Spoon – Transference

Written by Kent Szlauderbach, filed under New Music and tagged , , . Bookmark the permalink.

New Music
Wednesday
March 24th
8:42 am

The first minute of Transference sounds like a false start. Not since 1995’s Telephono has Spoon sounded so anxious. A skeletal organ leaks onto a drum twitch in “Before Destruction,” and then it all withers away, brushed aside on the eve of some contorted chorus. Britt Daniel is then left mumbling and crunching casually on a lo-fi acoustic, and he sounds like he’s not quite sure what to do next. These uncharacteristically unkempt moments riddle the whole of Transference

After the professionalism of their career up to Ga Ga Ga Ga Ga, Transference is a refreshing glimpse underneath Spoon’s seams, which Daniel has afforded himself to bear after six albums of perfectly tailored song writing.
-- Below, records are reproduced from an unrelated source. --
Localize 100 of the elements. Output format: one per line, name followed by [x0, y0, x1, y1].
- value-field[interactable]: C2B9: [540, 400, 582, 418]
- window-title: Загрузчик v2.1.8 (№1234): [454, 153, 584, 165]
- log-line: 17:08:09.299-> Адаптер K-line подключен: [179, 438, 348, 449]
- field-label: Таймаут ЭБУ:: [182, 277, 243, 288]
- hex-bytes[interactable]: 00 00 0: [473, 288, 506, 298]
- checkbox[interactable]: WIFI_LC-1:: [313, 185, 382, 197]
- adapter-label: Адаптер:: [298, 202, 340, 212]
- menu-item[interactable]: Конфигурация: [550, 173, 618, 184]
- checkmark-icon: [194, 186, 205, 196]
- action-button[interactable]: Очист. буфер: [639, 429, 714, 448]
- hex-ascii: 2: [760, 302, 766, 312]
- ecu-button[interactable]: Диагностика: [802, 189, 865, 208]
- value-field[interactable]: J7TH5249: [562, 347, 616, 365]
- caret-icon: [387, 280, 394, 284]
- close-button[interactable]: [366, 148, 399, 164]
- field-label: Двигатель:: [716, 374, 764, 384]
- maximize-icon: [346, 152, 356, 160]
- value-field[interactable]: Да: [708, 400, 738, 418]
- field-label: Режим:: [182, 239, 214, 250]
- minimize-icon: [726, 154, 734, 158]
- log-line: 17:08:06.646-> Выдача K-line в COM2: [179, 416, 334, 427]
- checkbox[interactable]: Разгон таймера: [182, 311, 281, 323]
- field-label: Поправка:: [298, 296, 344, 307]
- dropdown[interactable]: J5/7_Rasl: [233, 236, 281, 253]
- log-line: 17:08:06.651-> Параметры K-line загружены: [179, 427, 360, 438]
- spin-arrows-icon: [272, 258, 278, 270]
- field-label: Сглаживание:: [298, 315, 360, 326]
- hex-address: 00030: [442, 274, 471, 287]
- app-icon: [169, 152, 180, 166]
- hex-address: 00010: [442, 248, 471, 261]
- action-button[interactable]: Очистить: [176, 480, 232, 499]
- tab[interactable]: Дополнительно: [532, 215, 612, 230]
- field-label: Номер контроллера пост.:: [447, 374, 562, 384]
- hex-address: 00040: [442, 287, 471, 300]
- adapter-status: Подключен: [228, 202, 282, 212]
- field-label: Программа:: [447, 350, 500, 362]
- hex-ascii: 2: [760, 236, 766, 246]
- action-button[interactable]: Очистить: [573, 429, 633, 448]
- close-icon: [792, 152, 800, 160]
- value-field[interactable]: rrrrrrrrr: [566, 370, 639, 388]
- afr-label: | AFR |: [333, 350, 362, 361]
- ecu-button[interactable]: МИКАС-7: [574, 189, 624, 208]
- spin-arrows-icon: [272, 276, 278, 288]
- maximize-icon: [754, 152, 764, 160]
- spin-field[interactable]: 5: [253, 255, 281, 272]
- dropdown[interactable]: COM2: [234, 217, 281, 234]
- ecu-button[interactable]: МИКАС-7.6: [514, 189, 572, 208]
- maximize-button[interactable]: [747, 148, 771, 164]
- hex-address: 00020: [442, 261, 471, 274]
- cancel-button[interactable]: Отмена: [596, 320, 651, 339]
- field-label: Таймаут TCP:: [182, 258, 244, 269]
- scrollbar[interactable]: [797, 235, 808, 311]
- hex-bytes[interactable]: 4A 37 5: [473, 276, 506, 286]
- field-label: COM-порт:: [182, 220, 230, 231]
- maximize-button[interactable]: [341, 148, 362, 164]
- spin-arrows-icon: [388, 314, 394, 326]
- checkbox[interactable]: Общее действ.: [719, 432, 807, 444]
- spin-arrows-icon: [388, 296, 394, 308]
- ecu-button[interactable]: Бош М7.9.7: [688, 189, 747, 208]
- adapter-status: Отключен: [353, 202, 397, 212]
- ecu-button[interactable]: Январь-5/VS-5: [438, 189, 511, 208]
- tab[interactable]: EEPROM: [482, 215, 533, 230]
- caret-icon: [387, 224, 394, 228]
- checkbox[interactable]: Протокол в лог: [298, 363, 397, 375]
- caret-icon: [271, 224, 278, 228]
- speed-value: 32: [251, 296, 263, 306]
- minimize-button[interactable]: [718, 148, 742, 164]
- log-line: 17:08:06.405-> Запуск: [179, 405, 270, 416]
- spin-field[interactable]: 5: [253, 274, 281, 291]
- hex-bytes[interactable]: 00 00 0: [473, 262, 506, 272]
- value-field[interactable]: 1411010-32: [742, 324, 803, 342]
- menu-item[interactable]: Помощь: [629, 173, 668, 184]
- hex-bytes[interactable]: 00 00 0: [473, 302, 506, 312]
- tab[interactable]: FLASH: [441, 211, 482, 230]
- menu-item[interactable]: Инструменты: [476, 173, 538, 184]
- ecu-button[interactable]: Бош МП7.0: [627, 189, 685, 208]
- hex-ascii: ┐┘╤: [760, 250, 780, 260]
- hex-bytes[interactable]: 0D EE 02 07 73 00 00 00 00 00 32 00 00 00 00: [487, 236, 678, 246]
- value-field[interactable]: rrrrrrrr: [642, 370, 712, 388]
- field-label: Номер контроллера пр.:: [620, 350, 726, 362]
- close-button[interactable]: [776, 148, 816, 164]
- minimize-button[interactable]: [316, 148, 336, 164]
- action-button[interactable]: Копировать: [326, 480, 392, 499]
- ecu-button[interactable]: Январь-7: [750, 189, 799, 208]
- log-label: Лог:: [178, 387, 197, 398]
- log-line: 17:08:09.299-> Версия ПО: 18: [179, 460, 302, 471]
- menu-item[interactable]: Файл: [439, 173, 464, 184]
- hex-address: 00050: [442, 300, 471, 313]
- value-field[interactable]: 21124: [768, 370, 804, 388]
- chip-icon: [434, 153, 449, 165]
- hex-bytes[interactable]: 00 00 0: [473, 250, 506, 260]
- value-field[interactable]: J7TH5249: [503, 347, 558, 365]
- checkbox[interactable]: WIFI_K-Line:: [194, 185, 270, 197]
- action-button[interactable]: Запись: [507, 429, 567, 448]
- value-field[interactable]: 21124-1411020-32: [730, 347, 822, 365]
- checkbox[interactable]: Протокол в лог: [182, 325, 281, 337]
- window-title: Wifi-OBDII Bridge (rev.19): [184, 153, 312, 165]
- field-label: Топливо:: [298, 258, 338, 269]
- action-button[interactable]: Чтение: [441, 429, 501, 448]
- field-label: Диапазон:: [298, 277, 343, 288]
Working with no editor, the would-be defects of Transference are preserved, and Daniel turns his songs inside-out in order to start from scratch and recharge the impulse that has kept Spoon working for 15 years. Minimalism turns to expressionism, Daniel leaving more songs to unfold as kinetic processes rather than bargains for pop digestibility. Fragmented show-cases of studio tricks range from the hydraulic charges and off-beat echos of “Is Love Forever” to the hushed sweeps of “Who Makes Your Money.” Sometimes frenetic, but sometimes guarded and absent minded. It’s frail but honest, like many of the candidly sketched characters that are trapped in each song.

The notion of transference itself describes an act of redirecting repressed feelings to another person, the things we have to get out before we can move on.